Israel's foreign minister Abba Eban found Prime Minister Golda Meir a difficult pupil to instruct.

Update: 2019-07-27 19:14 GMT
The National Security Council was used, abused and ignored, depending on the President's whims.

The office of the national security adviser (NSA) is about 70 years old. The innovation has proliferated in many countries; worse, it has been twisted and in some countries taken a perverse delight in diminishing the role, authority and prestige of the foreign office.

In July 1947, the US enacted the National Security Act. Its main function, as I have described previously, was “to advise the President with respect to the integration of domestic, foreign, and military policies relating to national security so as to enable the military services” as well as other departments and agencies of the US government to cooperate in matters of national security. Secretary of state Dean Acheson described the process as “just a bit less formidable than that described in the first chapter of Genesis”.

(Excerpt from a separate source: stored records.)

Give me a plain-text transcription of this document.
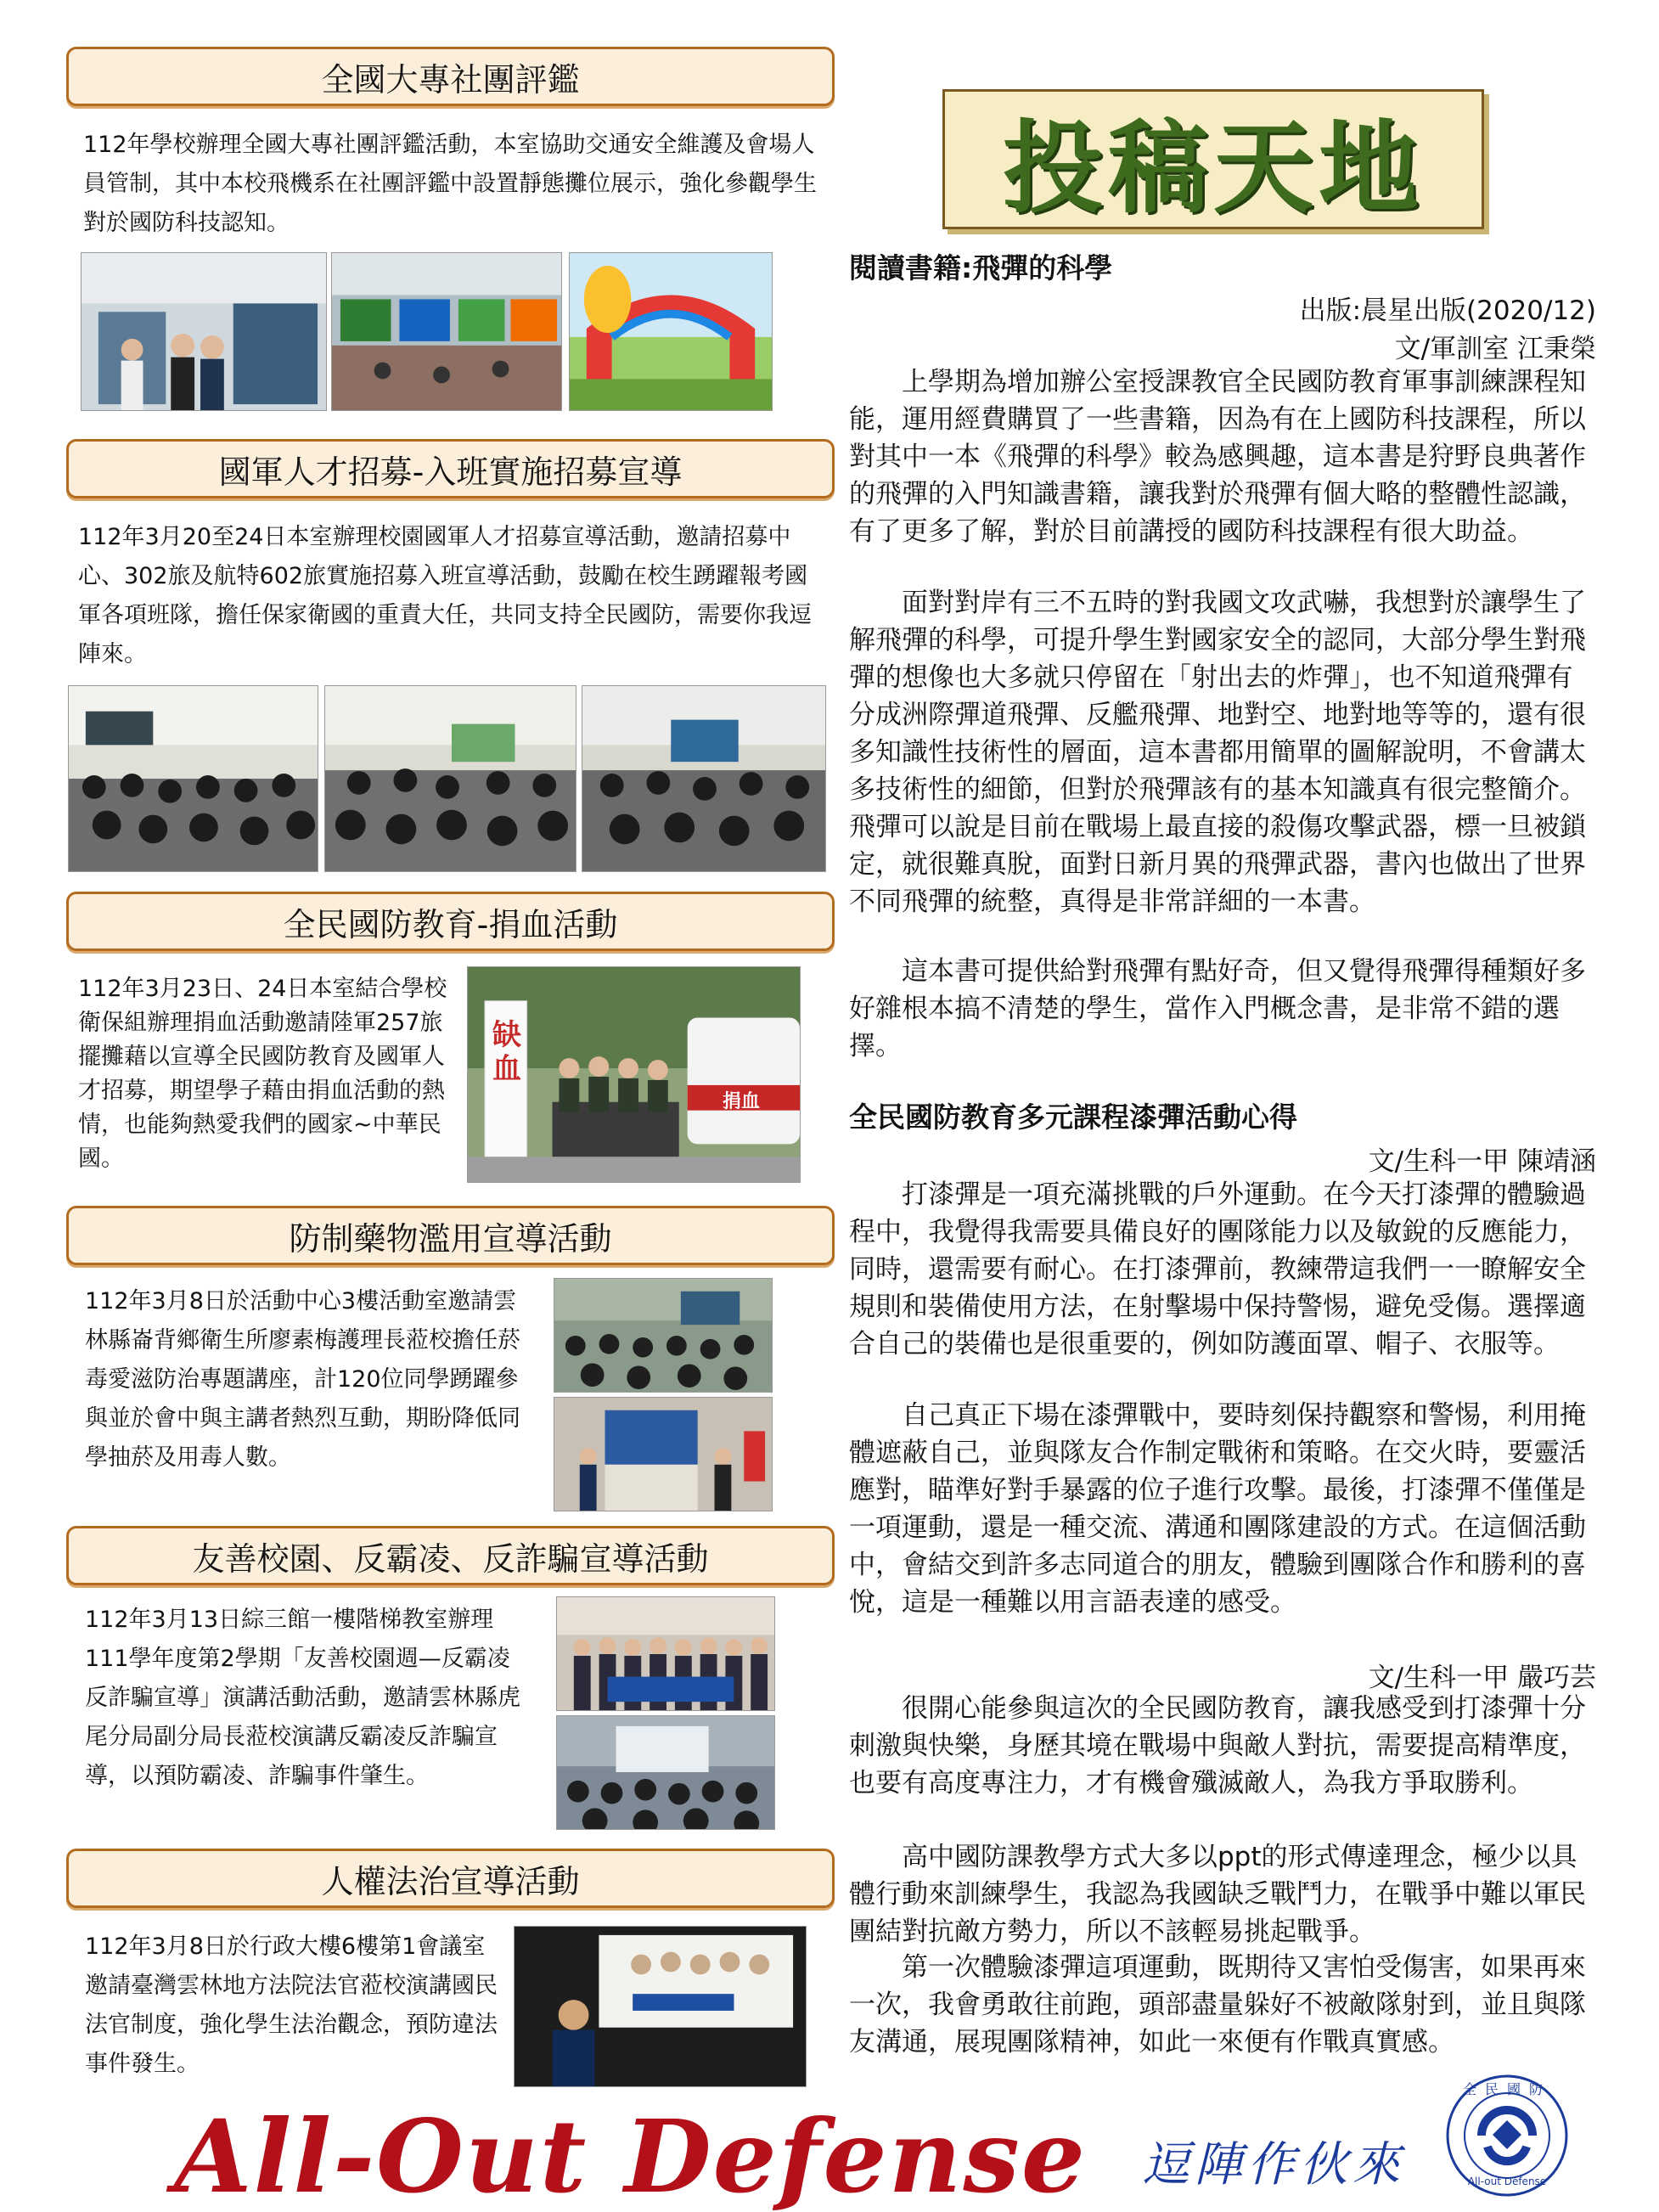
全國大專社團評鑑
112年學校辦理全國大專社團評鑑活動，本室協助交通安全維護及會場人員管制，其中本校飛機系在社團評鑑中設置靜態攤位展示，強化參觀學生對於國防科技認知。
國軍人才招募-入班實施招募宣導
112年3月20至24日本室辦理校園國軍人才招募宣導活動，邀請招募中心、302旅及航特602旅實施招募入班宣導活動，鼓勵在校生踴躍報考國軍各項班隊，擔任保家衛國的重責大任，共同支持全民國防，需要你我逗陣來。
全民國防教育-捐血活動
112年3月23日、24日本室結合學校衛保組辦理捐血活動邀請陸軍257旅擺攤藉以宣導全民國防教育及國軍人才招募，期望學子藉由捐血活動的熱情，也能夠熱愛我們的國家~中華民國。
缺血
捐血
防制藥物濫用宣導活動
112年3月8日於活動中心3樓活動室邀請雲林縣崙背鄉衛生所廖素梅護理長蒞校擔任菸毒愛滋防治專題講座，計120位同學踴躍參與並於會中與主講者熱烈互動，期盼降低同學抽菸及用毒人數。
友善校園、反霸凌、反詐騙宣導活動
112年3月13日綜三館一樓階梯教室辦理111學年度第2學期「友善校園週—反霸凌反詐騙宣導」演講活動活動，邀請雲林縣虎尾分局副分局長蒞校演講反霸凌反詐騙宣導，以預防霸凌、詐騙事件肇生。
人權法治宣導活動
112年3月8日於行政大樓6樓第1會議室邀請臺灣雲林地方法院法官蒞校演講國民法官制度，強化學生法治觀念，預防違法事件發生。
投稿天地
閱讀書籍:飛彈的科學
出版:晨星出版(2020/12)
文/軍訓室 江秉榮
上學期為增加辦公室授課教官全民國防教育軍事訓練課程知能，運用經費購買了一些書籍，因為有在上國防科技課程，所以對其中一本《飛彈的科學》較為感興趣，這本書是狩野良典著作的飛彈的入門知識書籍，讓我對於飛彈有個大略的整體性認識，有了更多了解，對於目前講授的國防科技課程有很大助益。
面對對岸有三不五時的對我國文攻武嚇，我想對於讓學生了解飛彈的科學，可提升學生對國家安全的認同，大部分學生對飛彈的想像也大多就只停留在「射出去的炸彈」，也不知道飛彈有分成洲際彈道飛彈、反艦飛彈、地對空、地對地等等的，還有很多知識性技術性的層面，這本書都用簡單的圖解說明，不會講太多技術性的細節，但對於飛彈該有的基本知識真有很完整簡介。飛彈可以說是目前在戰場上最直接的殺傷攻擊武器，標一旦被鎖定，就很難真脫，面對日新月異的飛彈武器，書內也做出了世界不同飛彈的統整，真得是非常詳細的一本書。
這本書可提供給對飛彈有點好奇，但又覺得飛彈得種類好多好雜根本搞不清楚的學生，當作入門概念書，是非常不錯的選擇。
全民國防教育多元課程漆彈活動心得
文/生科一甲 陳靖涵
打漆彈是一項充滿挑戰的戶外運動。在今天打漆彈的體驗過程中，我覺得我需要具備良好的團隊能力以及敏銳的反應能力，同時，還需要有耐心。在打漆彈前，教練帶這我們一一瞭解安全規則和裝備使用方法，在射擊場中保持警惕，避免受傷。選擇適合自己的裝備也是很重要的，例如防護面罩、帽子、衣服等。
自己真正下場在漆彈戰中，要時刻保持觀察和警惕，利用掩體遮蔽自己，並與隊友合作制定戰術和策略。在交火時，要靈活應對，瞄準好對手暴露的位子進行攻擊。最後，打漆彈不僅僅是一項運動，還是一種交流、溝通和團隊建設的方式。在這個活動中，會結交到許多志同道合的朋友，體驗到團隊合作和勝利的喜悅，這是一種難以用言語表達的感受。
文/生科一甲 嚴巧芸
很開心能參與這次的全民國防教育，讓我感受到打漆彈十分刺激與快樂，身歷其境在戰場中與敵人對抗，需要提高精準度，也要有高度專注力，才有機會殲滅敵人，為我方爭取勝利。
高中國防課教學方式大多以ppt的形式傳達理念，極少以具體行動來訓練學生，我認為我國缺乏戰鬥力，在戰爭中難以軍民團結對抗敵方勢力，所以不該輕易挑起戰爭。
第一次體驗漆彈這項運動，既期待又害怕受傷害，如果再來一次，我會勇敢往前跑，頭部盡量躲好不被敵隊射到，並且與隊友溝通，展現團隊精神，如此一來便有作戰真實感。
All-Out Defense 逗陣作伙來
全民國防
All-out Defense
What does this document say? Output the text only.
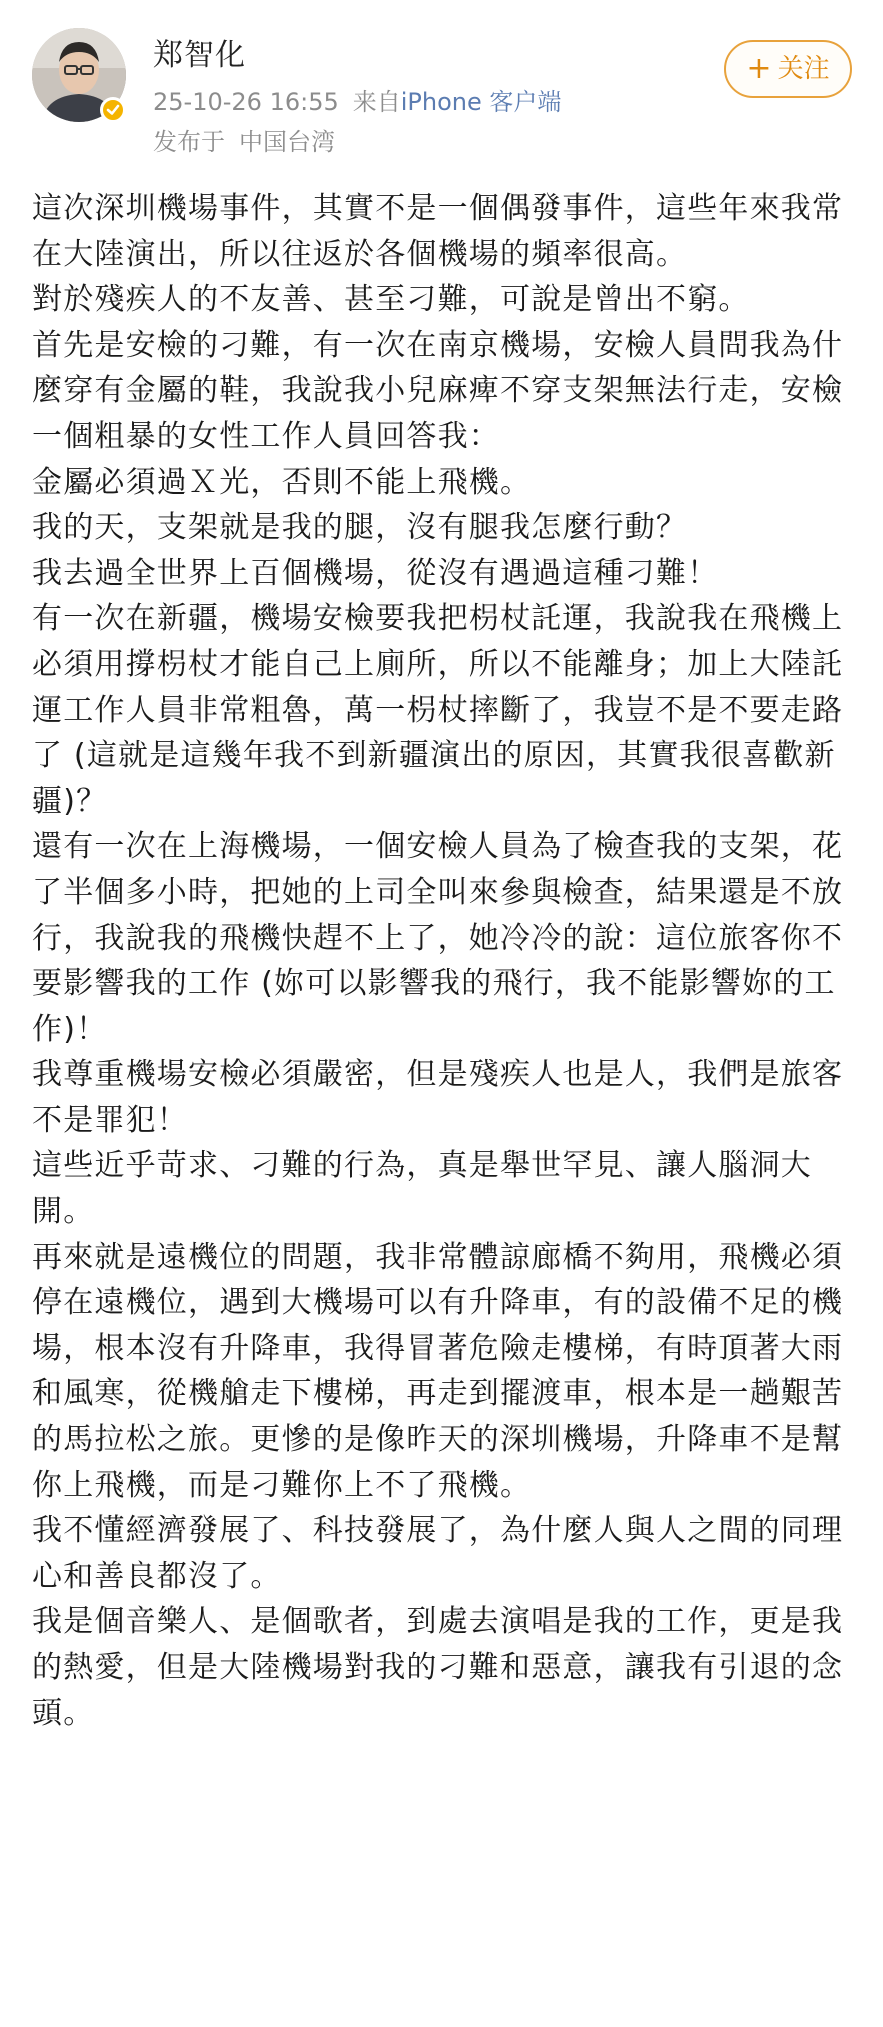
郑智化
25-10-26 16:55 来自iPhone 客户端
发布于 中国台湾
+ 关注

這次深圳機場事件，其實不是一個偶發事件，這些年來我常在大陸演出，所以往返於各個機場的頻率很高。

對於殘疾人的不友善、甚至刁難，可說是曾出不窮。

首先是安檢的刁難，有一次在南京機場，安檢人員問我為什麼穿有金屬的鞋，我說我小兒麻痺不穿支架無法行走，安檢一個粗暴的女性工作人員回答我：

金屬必須過Ｘ光，否則不能上飛機。

我的天，支架就是我的腿，沒有腿我怎麼行動？

我去過全世界上百個機場，從沒有遇過這種刁難！

有一次在新疆，機場安檢要我把枴杖託運，我說我在飛機上必須用撐枴杖才能自己上廁所，所以不能離身；加上大陸託運工作人員非常粗魯，萬一枴杖摔斷了，我豈不是不要走路了 (這就是這幾年我不到新疆演出的原因，其實我很喜歡新疆)？

還有一次在上海機場，一個安檢人員為了檢查我的支架，花了半個多小時，把她的上司全叫來參與檢查，結果還是不放行，我說我的飛機快趕不上了，她冷冷的說：這位旅客你不要影響我的工作 (妳可以影響我的飛行，我不能影響妳的工作)！

我尊重機場安檢必須嚴密，但是殘疾人也是人，我們是旅客不是罪犯！

這些近乎苛求、刁難的行為，真是舉世罕見、讓人腦洞大開。

再來就是遠機位的問題，我非常體諒廊橋不夠用，飛機必須停在遠機位，遇到大機場可以有升降車，有的設備不足的機場，根本沒有升降車，我得冒著危險走樓梯，有時頂著大雨和風寒，從機艙走下樓梯，再走到擺渡車，根本是一趟艱苦的馬拉松之旅。更慘的是像昨天的深圳機場，升降車不是幫你上飛機，而是刁難你上不了飛機。

我不懂經濟發展了、科技發展了，為什麼人與人之間的同理心和善良都沒了。

我是個音樂人、是個歌者，到處去演唱是我的工作，更是我的熱愛，但是大陸機場對我的刁難和惡意，讓我有引退的念頭。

The National Security Council was used, abused and ignored, depending on the President’s whims. So was the NSA. Personal equations with the secretary of state or NSA mattered most. But he was not a part of the National Security Council. He was the President’s assistant for national security affairs.

It all started with President John F. Kennedy and McGeorge Bundy in 1961. Previous Presidents had aides who managed the National Security Council. Dwight Eisenhower created the position of special assistant for national security affairs, as it was then called. But he did so for the sake of policy planning, not day-to-day action. Kennedy was sceptical of long-term planning and wanted to handle foreign policy directly.

The pattern was set. All that remained was to invest the NSA with the power and authority to deal with foreign diplomats and leaders. This was done liberally by Richard Nixon. He told the Soviet ambassador that relations with the Soviet Union and related issues would be dealt with by his NSA. Clashes between the NSA and the secretary of state became common. Henry Kissinger relished it. So did Zbigniew Brzezinski (President Jimmy Carter’s NSA) who clashed with Cyrus Vance, the secretary of state. The security adviser’s facilitating function has been accompanied by a role in policymaking based on a vast, almost unique, experience. His close association with the President requires a “delicacy in conduct not always achieved…” It all depends on their respective equations with the chief and his distrust of professional diplomats, so common to politicians in power. President Harry Truman spoke of them as if they were a hostile foreign power.

Israel’s foreign minister Abba Eban found Prime Minister Golda Meir a difficult pupil to instruct. She never felt fully at home with foreign office officials.

She considered diplomatic professionals to be too polished, excessively inclined to understand diverse points of view, and in some regrettable cases, afflicted with analytical and intellectual habits that did not facilitate contact between them and her.

The very word “analysis” provoked her to irritability. When officials analysed the contradictory waves of influence that flowed into decision-making, she tended to interrupt them with an abrupt request for the bottom line. The quest for the “simple truth” was not easy when, as often happens, the truth is not simple at all.

Such disgust with diplomats and politicians on the part of several world leaders contributed to the emergence of the NSA.

The NSA has risen in many countries just as its foreign office declined. Two successive Indian Prime Ministers appointed two policemen as NSAs. Don’t laugh — they were authorised to conduct negotiations with Chinese diplomats, always well trained, on the boundary dispute. The Chinese did not show their amusement.